The formula can be written as #sum_{n=0}^{infty}a*r^{n}=a/(1-r)# whenever #|r|<1#.
In the present example, #a=-10# and #r=0.2# so the answer is #(-10)/(1-0.2)=-10/0.8=-10 * 5/4 = -25/2 = -12.5#.
To derive the formula #sum_{n=0}^{infty}a*r^{n}=a/(1-r)#, consider the #k^{th}# partial sum #s_{k}=sum_{n=0}^{k}a*r^{n}#. Multiplying both sides of this equation by #r# gives #rs_{k}=sum_{n=0}^{k}a*r^{n+1}=sum_{n=1}^{k+1}a*r^{n}#.
Therefore, #(1-r)s_{k}=s_{k}-rs_{k}=a-ar^{k+1}#, implying that, when #r !=1#, #s_{k}=(a(1-r^{k+1}))/(1-r)#. (When #r=1#, then #s_{k}=(k+1)a#.)

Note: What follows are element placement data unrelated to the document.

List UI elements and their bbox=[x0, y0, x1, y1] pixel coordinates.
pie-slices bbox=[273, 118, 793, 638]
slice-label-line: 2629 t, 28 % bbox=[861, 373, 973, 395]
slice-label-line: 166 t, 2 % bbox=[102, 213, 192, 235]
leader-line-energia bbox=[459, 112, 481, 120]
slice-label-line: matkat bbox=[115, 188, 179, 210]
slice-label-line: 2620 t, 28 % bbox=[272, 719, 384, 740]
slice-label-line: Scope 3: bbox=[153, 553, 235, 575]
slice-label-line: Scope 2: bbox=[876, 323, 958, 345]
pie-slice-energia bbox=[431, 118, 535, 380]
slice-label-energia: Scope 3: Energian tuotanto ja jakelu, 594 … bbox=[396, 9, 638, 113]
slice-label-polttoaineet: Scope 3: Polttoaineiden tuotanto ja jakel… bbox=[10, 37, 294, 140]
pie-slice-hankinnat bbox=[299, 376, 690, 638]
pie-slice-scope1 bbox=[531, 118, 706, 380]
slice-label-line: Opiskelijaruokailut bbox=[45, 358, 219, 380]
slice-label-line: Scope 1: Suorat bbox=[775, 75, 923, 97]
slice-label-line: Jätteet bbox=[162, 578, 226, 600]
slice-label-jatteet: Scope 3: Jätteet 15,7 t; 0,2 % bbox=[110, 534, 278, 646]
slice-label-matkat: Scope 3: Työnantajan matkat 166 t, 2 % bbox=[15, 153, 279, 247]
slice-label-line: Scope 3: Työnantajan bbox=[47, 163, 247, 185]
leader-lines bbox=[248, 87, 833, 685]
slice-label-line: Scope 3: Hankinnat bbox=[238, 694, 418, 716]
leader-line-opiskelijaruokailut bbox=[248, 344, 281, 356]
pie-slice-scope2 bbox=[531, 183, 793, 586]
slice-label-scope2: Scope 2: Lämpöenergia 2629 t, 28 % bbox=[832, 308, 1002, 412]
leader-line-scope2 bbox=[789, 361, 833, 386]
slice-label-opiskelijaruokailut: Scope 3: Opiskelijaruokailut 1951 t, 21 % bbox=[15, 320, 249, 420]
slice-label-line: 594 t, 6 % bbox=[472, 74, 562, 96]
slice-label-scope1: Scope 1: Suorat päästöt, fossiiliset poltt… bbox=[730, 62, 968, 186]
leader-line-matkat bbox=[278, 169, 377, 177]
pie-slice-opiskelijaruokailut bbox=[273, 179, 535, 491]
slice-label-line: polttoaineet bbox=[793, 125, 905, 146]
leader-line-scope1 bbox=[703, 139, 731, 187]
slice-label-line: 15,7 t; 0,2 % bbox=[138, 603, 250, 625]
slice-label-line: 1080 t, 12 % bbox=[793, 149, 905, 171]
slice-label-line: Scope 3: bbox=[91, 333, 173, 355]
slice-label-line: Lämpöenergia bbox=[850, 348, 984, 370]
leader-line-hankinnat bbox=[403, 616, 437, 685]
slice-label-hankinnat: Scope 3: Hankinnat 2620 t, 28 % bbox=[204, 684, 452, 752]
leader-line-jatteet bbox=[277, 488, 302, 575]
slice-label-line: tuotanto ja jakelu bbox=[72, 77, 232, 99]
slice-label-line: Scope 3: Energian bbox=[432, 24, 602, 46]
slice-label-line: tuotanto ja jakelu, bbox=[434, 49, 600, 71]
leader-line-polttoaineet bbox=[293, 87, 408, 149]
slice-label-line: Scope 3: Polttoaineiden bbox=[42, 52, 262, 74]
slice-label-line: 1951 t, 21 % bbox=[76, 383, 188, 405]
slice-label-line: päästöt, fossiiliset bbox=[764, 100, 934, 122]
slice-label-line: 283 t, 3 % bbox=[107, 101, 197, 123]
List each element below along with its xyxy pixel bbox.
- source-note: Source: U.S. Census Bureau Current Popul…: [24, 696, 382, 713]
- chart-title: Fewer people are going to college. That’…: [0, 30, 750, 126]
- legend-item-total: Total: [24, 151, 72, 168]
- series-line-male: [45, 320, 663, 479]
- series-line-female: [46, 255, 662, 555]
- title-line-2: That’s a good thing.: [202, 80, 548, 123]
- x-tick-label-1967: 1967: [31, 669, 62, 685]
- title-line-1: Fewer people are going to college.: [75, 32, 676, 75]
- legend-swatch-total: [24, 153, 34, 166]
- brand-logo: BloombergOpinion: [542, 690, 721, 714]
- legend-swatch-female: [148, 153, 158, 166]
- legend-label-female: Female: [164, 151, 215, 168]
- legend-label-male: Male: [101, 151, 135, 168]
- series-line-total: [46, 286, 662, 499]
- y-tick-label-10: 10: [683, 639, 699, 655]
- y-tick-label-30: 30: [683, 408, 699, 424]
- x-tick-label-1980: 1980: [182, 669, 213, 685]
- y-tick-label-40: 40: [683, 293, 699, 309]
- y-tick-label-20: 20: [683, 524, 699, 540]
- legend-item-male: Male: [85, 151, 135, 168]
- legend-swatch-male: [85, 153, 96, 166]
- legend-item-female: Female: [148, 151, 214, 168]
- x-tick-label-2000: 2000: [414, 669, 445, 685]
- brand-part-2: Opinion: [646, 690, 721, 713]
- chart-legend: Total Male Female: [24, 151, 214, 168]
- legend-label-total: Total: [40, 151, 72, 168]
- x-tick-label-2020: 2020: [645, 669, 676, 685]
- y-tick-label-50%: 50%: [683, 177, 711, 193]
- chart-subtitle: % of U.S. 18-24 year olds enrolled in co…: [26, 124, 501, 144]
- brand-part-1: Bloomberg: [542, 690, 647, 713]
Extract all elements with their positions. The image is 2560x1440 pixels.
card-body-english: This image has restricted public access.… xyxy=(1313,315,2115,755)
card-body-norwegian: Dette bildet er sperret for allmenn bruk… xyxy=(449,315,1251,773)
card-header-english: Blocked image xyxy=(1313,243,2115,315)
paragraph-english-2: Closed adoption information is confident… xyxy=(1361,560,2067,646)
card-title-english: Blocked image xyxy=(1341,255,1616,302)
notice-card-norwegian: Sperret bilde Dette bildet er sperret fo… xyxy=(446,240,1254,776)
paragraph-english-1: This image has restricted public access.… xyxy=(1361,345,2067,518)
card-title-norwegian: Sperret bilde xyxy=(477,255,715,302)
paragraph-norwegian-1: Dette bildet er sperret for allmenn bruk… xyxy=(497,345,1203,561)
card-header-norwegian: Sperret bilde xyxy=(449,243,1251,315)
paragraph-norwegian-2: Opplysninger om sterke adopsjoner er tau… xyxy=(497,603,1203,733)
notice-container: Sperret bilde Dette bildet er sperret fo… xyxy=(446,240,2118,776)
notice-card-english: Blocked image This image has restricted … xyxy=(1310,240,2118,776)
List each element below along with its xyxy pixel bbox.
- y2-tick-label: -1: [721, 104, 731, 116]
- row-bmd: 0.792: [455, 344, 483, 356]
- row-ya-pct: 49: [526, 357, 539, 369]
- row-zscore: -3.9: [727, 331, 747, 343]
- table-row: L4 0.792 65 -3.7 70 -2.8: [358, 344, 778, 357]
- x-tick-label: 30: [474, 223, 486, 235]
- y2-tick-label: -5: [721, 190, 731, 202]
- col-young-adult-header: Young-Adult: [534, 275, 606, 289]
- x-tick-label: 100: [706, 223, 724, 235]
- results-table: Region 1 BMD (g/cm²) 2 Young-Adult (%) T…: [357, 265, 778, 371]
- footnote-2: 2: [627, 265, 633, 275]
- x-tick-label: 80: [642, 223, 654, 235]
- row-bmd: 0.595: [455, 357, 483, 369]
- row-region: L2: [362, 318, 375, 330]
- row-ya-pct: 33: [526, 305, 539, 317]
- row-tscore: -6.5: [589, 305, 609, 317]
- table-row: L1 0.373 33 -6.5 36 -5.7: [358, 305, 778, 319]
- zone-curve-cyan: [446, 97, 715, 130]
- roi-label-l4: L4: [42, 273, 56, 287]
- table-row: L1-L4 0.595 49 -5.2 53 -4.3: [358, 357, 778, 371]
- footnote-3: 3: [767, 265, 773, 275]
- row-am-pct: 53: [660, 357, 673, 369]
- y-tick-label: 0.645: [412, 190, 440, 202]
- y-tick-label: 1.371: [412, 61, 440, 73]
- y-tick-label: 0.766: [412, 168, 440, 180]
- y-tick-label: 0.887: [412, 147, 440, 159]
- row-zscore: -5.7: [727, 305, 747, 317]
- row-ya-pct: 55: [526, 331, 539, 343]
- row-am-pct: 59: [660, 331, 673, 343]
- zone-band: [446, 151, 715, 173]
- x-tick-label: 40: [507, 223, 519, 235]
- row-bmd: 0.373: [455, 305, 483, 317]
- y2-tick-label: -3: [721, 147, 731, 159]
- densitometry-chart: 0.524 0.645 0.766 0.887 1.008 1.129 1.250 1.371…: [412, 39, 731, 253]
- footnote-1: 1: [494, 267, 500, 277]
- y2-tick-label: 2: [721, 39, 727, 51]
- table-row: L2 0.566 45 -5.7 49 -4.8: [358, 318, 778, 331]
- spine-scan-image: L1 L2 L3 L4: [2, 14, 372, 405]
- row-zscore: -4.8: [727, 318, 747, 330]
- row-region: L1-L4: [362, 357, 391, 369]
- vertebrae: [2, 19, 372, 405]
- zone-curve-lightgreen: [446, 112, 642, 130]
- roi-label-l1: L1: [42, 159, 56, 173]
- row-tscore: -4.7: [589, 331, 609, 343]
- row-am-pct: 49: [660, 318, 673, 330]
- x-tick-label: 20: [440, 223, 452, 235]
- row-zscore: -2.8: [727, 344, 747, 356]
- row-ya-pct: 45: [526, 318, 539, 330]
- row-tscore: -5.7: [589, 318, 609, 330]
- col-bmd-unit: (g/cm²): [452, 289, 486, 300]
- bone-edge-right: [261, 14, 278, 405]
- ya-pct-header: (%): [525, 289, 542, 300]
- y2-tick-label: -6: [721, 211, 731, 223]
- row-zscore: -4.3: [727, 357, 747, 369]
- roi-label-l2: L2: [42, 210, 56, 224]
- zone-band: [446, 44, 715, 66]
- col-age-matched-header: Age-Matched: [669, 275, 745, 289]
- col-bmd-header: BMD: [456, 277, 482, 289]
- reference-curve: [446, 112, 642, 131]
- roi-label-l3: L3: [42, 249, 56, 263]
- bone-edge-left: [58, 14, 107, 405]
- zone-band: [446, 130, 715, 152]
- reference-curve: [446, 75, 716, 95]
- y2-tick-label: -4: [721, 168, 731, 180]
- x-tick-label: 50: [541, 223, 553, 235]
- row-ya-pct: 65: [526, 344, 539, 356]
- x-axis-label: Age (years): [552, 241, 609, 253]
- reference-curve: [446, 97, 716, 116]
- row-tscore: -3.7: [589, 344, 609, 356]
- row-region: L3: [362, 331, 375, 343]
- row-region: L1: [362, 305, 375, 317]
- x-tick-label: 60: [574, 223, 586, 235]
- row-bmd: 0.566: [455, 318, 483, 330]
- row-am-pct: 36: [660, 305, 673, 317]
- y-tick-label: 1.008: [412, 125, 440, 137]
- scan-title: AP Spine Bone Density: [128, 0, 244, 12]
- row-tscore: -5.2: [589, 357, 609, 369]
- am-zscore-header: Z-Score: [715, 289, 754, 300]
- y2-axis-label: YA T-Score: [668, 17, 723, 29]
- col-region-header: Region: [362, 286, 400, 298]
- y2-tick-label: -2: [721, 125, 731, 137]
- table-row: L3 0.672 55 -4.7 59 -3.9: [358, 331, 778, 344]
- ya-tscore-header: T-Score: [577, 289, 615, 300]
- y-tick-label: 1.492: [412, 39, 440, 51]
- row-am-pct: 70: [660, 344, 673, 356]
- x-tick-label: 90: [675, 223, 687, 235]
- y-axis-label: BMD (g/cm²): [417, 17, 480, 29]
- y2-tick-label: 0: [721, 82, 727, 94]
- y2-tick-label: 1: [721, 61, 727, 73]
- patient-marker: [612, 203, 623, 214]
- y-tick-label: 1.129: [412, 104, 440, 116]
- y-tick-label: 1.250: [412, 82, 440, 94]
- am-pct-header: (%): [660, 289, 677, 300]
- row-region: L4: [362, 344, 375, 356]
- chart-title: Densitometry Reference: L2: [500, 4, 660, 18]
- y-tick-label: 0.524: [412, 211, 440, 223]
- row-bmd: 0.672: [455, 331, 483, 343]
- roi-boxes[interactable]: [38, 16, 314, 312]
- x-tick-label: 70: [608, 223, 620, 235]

If #|r|<1#, then #r^{k+1}->0# as #k->infty#. This leads to the conclusion that
#sum_{n=0}^{infty}a*r^{n}=lim_{k->infty}s_{k}=(a(1-0))/(1-r)=a/(1-r)# when #|r|<1#.
When #|r| >=1#, then the sequence #(r^{k+1})# diverges, making #(s_{k})# diverge, leading to the conclusion that the series #sum_{n=0}^{infty}a*r^{n}# diverges.